Livv
Décisions

CA Paris, 5e ch. A, 6 mars 1996, n° 18657-94

PARIS

Arrêt

Confirmation

PARTIES

Demandeur :

Cadiou

Défendeur :

Papeteries de Buxeuil (Sté), Annunziata France (Sté)

COMPOSITION DE LA JURIDICTION

Président :

Mme Vigneron

Conseillers :

Mmes Jaubert, Percheron

Avoués :

Me Hanine, SCP Valdelievre Garnier

Avocats :

Mes Couteau, Tordjmann

T. com. Paris, 17e ch., du 26 avr. 1994

26 avril 1994

Par contrat conclu le 22.9.1981 les Papeteries de Buxeuil ont confié à M. Cadiou un mandat exclusif en vue de la commercialisation auprès d'Auchan, de Continent et de Promodès de ses produits (des papiers domestiques et sanitaires).

Par courrier du 12.12.1991 les Papeteries de Buxeuil ont résilié ce contrat au motif que le chiffre d'affaires de leur agent commercial avait baissé de plus des 2/3 entre 1990 et 1991 après avoir été égal à zéro en 1988 et 1989.

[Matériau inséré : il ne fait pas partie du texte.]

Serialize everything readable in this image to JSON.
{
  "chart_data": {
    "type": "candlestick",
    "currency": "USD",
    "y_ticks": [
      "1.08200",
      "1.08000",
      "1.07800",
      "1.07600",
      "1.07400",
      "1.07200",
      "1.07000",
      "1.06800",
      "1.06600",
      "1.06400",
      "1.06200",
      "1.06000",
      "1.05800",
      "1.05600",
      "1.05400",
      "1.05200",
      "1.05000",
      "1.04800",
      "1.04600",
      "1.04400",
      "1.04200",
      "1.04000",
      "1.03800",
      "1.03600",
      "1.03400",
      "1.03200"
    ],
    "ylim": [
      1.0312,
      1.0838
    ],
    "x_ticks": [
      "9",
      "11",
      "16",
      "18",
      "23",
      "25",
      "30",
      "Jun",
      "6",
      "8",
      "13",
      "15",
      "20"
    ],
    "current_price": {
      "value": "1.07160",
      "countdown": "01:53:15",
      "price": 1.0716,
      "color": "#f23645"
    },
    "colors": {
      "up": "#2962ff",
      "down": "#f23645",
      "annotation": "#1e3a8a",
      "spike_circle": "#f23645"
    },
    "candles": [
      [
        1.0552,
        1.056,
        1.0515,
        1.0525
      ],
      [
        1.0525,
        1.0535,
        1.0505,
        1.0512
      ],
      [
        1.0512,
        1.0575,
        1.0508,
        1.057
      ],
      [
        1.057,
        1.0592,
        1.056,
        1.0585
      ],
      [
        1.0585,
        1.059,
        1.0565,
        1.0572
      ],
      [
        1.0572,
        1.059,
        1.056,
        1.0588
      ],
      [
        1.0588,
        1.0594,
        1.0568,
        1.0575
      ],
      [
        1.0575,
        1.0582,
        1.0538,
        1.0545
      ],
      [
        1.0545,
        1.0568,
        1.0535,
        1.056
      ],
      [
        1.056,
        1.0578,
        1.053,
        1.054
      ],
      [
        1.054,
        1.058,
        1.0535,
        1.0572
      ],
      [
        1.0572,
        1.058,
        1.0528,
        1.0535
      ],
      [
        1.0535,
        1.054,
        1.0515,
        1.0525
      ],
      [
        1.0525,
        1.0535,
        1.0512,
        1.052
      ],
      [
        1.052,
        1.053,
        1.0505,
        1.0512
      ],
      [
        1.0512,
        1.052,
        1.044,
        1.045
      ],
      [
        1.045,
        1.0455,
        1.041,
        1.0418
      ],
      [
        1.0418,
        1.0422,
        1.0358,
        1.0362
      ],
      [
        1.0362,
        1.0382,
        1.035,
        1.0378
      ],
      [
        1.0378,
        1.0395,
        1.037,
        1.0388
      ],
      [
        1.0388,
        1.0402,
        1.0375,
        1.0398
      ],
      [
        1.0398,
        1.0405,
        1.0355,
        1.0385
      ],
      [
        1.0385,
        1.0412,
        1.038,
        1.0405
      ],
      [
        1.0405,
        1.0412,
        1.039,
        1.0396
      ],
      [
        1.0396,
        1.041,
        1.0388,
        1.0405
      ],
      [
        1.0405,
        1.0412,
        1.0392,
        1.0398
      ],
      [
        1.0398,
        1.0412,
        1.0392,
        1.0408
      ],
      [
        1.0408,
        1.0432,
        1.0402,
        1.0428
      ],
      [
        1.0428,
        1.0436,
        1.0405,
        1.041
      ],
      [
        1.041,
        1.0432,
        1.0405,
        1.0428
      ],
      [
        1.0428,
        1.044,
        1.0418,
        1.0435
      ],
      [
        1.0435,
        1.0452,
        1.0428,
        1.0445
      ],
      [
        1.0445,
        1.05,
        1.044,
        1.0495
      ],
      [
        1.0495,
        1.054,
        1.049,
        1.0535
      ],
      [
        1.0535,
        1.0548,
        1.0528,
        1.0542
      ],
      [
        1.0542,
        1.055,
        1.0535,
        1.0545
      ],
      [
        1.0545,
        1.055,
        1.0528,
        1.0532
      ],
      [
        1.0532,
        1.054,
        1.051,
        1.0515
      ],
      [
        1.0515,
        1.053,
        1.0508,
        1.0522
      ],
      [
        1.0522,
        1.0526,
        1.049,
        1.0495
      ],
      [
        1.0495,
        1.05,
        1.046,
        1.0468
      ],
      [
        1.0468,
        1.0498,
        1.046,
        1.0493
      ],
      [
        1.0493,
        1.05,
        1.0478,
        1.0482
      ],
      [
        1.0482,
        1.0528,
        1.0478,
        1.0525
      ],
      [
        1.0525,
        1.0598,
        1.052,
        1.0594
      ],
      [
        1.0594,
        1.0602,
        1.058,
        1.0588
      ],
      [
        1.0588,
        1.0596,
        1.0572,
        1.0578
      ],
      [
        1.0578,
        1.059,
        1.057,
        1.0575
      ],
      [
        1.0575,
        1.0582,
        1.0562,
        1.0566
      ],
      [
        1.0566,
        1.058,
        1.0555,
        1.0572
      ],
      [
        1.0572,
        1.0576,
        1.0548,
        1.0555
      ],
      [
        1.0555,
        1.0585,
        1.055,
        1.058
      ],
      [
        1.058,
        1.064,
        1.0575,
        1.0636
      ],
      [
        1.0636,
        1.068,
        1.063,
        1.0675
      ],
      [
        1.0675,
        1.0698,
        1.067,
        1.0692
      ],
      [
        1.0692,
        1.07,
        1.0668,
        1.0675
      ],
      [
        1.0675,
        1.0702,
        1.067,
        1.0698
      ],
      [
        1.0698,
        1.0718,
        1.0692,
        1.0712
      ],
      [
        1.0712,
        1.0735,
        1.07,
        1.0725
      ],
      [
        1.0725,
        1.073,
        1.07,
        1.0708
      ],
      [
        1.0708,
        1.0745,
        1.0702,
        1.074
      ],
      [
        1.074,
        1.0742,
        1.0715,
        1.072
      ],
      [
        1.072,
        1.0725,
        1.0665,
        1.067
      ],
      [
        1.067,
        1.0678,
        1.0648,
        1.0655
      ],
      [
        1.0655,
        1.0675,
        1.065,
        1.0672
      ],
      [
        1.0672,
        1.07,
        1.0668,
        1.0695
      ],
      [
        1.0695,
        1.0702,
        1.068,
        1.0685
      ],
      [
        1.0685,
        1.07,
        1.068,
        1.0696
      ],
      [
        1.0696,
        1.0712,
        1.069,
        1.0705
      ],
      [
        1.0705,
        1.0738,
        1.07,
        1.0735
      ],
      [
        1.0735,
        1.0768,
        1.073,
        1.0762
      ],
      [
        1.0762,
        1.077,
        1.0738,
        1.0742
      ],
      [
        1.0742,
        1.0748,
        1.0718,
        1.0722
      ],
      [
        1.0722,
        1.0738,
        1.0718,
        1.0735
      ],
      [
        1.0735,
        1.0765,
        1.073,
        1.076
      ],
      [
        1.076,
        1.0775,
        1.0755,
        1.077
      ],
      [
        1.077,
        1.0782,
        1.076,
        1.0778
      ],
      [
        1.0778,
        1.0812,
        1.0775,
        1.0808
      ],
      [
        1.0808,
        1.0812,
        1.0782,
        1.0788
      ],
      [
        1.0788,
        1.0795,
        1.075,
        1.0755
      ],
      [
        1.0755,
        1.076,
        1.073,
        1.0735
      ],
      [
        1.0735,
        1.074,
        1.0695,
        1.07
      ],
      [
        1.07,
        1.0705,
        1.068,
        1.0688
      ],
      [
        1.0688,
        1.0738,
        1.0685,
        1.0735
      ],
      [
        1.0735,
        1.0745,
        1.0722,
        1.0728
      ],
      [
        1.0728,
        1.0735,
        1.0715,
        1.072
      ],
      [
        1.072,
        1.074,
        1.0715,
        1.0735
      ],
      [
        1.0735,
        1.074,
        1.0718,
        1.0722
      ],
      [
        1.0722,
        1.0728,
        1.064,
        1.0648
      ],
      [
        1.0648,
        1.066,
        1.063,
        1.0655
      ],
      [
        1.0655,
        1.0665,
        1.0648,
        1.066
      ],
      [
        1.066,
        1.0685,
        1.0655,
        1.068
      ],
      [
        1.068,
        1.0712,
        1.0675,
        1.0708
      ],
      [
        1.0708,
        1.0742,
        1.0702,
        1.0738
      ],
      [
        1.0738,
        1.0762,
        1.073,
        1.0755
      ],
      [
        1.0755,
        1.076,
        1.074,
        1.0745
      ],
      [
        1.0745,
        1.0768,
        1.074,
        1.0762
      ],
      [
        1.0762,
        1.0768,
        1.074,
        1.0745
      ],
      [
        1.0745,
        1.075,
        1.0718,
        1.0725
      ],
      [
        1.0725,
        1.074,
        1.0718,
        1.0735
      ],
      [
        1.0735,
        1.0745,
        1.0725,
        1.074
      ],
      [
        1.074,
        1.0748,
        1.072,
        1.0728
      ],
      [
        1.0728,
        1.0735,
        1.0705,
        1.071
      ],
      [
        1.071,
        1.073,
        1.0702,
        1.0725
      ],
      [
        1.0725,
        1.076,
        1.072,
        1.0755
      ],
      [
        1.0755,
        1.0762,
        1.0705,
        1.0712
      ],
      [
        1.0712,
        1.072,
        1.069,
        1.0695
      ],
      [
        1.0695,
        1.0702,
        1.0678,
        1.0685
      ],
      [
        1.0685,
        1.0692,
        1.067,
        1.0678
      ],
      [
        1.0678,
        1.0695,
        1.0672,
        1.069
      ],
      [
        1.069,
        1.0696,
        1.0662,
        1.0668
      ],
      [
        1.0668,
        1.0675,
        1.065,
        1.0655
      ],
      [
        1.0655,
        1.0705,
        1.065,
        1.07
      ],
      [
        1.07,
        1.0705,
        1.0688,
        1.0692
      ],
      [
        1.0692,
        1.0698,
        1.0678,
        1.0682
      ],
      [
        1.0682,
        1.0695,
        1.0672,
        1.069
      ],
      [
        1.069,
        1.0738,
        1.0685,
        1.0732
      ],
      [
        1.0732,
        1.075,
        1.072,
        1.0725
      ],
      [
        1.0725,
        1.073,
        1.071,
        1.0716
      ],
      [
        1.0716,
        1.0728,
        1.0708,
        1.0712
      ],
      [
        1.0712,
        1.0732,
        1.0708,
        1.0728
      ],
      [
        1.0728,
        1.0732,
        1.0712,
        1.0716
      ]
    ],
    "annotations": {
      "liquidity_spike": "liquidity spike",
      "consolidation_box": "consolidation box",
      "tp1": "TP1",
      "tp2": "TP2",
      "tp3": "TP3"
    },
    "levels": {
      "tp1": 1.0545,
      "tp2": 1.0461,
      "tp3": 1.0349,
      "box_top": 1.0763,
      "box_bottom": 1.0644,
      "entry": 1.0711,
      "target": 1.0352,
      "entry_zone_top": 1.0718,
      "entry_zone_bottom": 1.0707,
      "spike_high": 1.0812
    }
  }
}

C'est dans ces conditions que M. Cadiou a assigné en paiement de dommages et intérêts les Papeteries de Buxeuil devant le Tribunal de Commerce de PARIS qui par jugement du 26.4.1994 l'a débouté de ses demandes et l'a condamné à payer à la défenderesse la somme de 15.000F au titre de l'article 700 du NCPC.

Au soutien de l'appel qu'il a interjeté de cette décision, M. Cadiou fait valoir que :

- il a été victime de la part des Papeteries de Buxeuil d'une obstruction commerciale et d'une concurrence déloyale tant pour Promodès que pour Auchan ses clients;

- s'agissant de l'obstruction commerciale elle est établie dès lors que : 1°) pour Promodes il n'a pas eu connaissance des prix et n'a pu fournir les échantillons permettant de répondre à l'appel d'offre de cette société et a vu son action commerciale bloquée, les papeteries de Buxeuil arguant d'un litige avec Codec repris par la société Promodès pour suspendre toute vente et ensuite dénouer la situation après la rupture de son contrat et recevoir des ordres d'achat directement afin d'éviter de payer la commission contractuellement due 2°) pour Auchan (qu'il n a pu démarcher que depuis le rachat des Papeteries de Buxeuil par le Groupe Italien Annunziata permettant une plus grosse capacité de production insuffisante par le passé) la rupture de son contrat est intervenue alors qu'il avait obtenu un rendez vous et qu'il était interrogé pour la fourniture de papier "1er prix marque PAM" pour les zones 4 et 5 définis dans un télex du 25.11.1991 (ce qui ouvrait à son mandant la possibilité de fournir d'autres produits) et n'avait pu obtenir des Papeteries de Buxeuil leur position sur cette proposition d'entrée au motif fallacieux que le nom du distributeur concerné ne leur était pas précisé ;

- s'agissant de la concurrence déloyale elle s'est traduite par le fait que les Papeteries de Buxeuil ont en violation flagrante de son exclusivité mandaté un autre agent commercial, la société Lincoln, qui avait des relations contractuelles avec Buxeuil par le truchement d'Annunziata et a contacté la société Promodès.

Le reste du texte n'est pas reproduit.